After 81 generations, we obtain that the minimum total cost is $2115.62$ and the values of the decision variables are shown in

Table 6. Optimal output of the production planning in Example 2.

Item	Period 1	Period 2
$Q_{1t}$	113.9636	115.6818
$Q_{2t}$	100.6382	118.7673

. In order to demonstrate the relationship between the total cost and the service level for this APP problem, we assign different values to confidence level $\gamma$ and overproduction cost p (for simplicity, we assume $p=p_{11}=p_{12}=p_{21}=p_{22}$) to observe the changes of the minimal cost. Their optimal objective values are shown in

Table 7. The changes of optimal values under different service levels and overproduction costs.

	$\mathit{\gamma }$ = 0.5	$\mathit{\gamma }=0.6$	$\mathit{\gamma }=0.7$	$\mathit{\gamma }$ = 0.8	$\mathit{\gamma }=0.9$
$p=1$	$1712.16$	$1890.67$	$2100.26$	2295.24	2506.74
$p=2$	$1716.43$	$1890.99$	$2109.80$	2304.33	2549.23
$p=3$	$1721.17$	$1899.26$	$2115.62$	2324.86	2582.49
$p=4$	$1723.36$	$1903.84$	$2128.23$	2345.19	2615.75
$p=5$	$1725.56$	$1908.41$	$2154.83$	2365.44	2649.01

, and we can find the changing trend of the optimal values from Figure 1.

From these five gradual rising lines, we can find that the optimal total cost rises with the increase in service level gradually at the same overproduction cost, which implies that there is a reciprocal relationship between the total cost and service level, alerting the decision makers to handle this conflict reasonably. In addition, from the look of the whole figure, we can also find that the bigger the value of the overproduction cost, the larger the increasing range of the optimal objective value with the increase in service level. This plays a large role in revealing that a bigger overproduction cost will lead to a faster speed at which the total cost increases with the service level, especially the higher service level. Hence, the manufacturer should reasonably control the quantity and cost of overproduction.

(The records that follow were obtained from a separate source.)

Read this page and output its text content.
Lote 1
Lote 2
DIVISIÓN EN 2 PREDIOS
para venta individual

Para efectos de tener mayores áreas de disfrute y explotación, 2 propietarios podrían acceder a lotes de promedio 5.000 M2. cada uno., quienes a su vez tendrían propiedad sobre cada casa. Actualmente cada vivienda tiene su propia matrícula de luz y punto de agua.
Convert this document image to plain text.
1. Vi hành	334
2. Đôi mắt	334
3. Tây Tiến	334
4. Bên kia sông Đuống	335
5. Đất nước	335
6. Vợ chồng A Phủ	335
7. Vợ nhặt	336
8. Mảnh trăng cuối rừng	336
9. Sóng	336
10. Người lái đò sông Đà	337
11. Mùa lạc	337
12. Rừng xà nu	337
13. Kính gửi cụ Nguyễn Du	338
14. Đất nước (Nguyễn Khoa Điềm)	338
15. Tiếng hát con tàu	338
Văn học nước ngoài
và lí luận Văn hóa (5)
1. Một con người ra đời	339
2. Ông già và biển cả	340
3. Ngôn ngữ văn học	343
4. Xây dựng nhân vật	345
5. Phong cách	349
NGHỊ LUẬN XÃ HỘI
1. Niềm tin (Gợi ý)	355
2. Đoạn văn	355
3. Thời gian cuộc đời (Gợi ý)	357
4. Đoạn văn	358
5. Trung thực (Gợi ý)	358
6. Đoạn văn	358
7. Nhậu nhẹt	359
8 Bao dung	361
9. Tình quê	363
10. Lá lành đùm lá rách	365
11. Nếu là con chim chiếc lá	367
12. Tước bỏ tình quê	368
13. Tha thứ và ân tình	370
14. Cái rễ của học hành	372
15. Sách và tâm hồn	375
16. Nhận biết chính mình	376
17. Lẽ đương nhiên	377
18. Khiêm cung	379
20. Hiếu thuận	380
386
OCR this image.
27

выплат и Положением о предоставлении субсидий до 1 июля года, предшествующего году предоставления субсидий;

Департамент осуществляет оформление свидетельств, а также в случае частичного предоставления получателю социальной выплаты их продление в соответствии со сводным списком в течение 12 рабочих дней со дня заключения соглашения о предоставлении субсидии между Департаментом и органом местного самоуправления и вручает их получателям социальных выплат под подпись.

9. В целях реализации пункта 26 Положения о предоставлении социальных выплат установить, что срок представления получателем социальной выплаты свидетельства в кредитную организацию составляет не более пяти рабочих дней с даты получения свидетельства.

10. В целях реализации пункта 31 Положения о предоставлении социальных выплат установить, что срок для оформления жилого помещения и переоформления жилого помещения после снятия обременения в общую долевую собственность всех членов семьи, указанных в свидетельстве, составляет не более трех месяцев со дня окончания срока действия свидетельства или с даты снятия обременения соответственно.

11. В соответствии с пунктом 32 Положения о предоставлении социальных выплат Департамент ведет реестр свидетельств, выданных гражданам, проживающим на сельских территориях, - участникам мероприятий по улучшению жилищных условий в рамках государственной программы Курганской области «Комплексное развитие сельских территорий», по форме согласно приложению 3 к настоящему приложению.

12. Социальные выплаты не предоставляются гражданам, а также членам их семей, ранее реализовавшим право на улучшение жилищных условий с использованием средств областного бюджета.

The feasibility of the model is verified by numerical examples. The experimental results of the numerical examples provide a theoretical basis and reference for APP decision makers in the actual environment.

6. Conclusions

This paper proposed an APP model for vegetables under the condition of allowed stockout and considering the service level constraint from the point of the manufacturer in an uncertain environment. In accordance with the characteristics of the APP problem for vegetables, the deterioration rate, market demand and other factors are described by uncertain variables. Then, a crisp equivalent form is given when these uncertain variables obey linear uncertain distributions, while a hybrid intelligent algorithm integrating the 99 method and genetic algorithm is employed to solve the uncertain model for the general case. Finally, two numerical examples are given to illustrate the proposed models, and we conclude that the manufacturer should deal with the reciprocal relationship between total cost and service level reasonably.

We will continue to study the problem of model construction considering various factors such as being out of stock, service level and vegetable freshness. We will also study modeling and solving problems with some parameters as uncertain random variables.

Uncertain random variables, proposed by Liu [30] in 2013, are used to model complex systems that contain both uncertainty and randomness. In this paper, we only discussed the case of uncertainty in APP; we will study the construction of an uncertain random APP model in the future.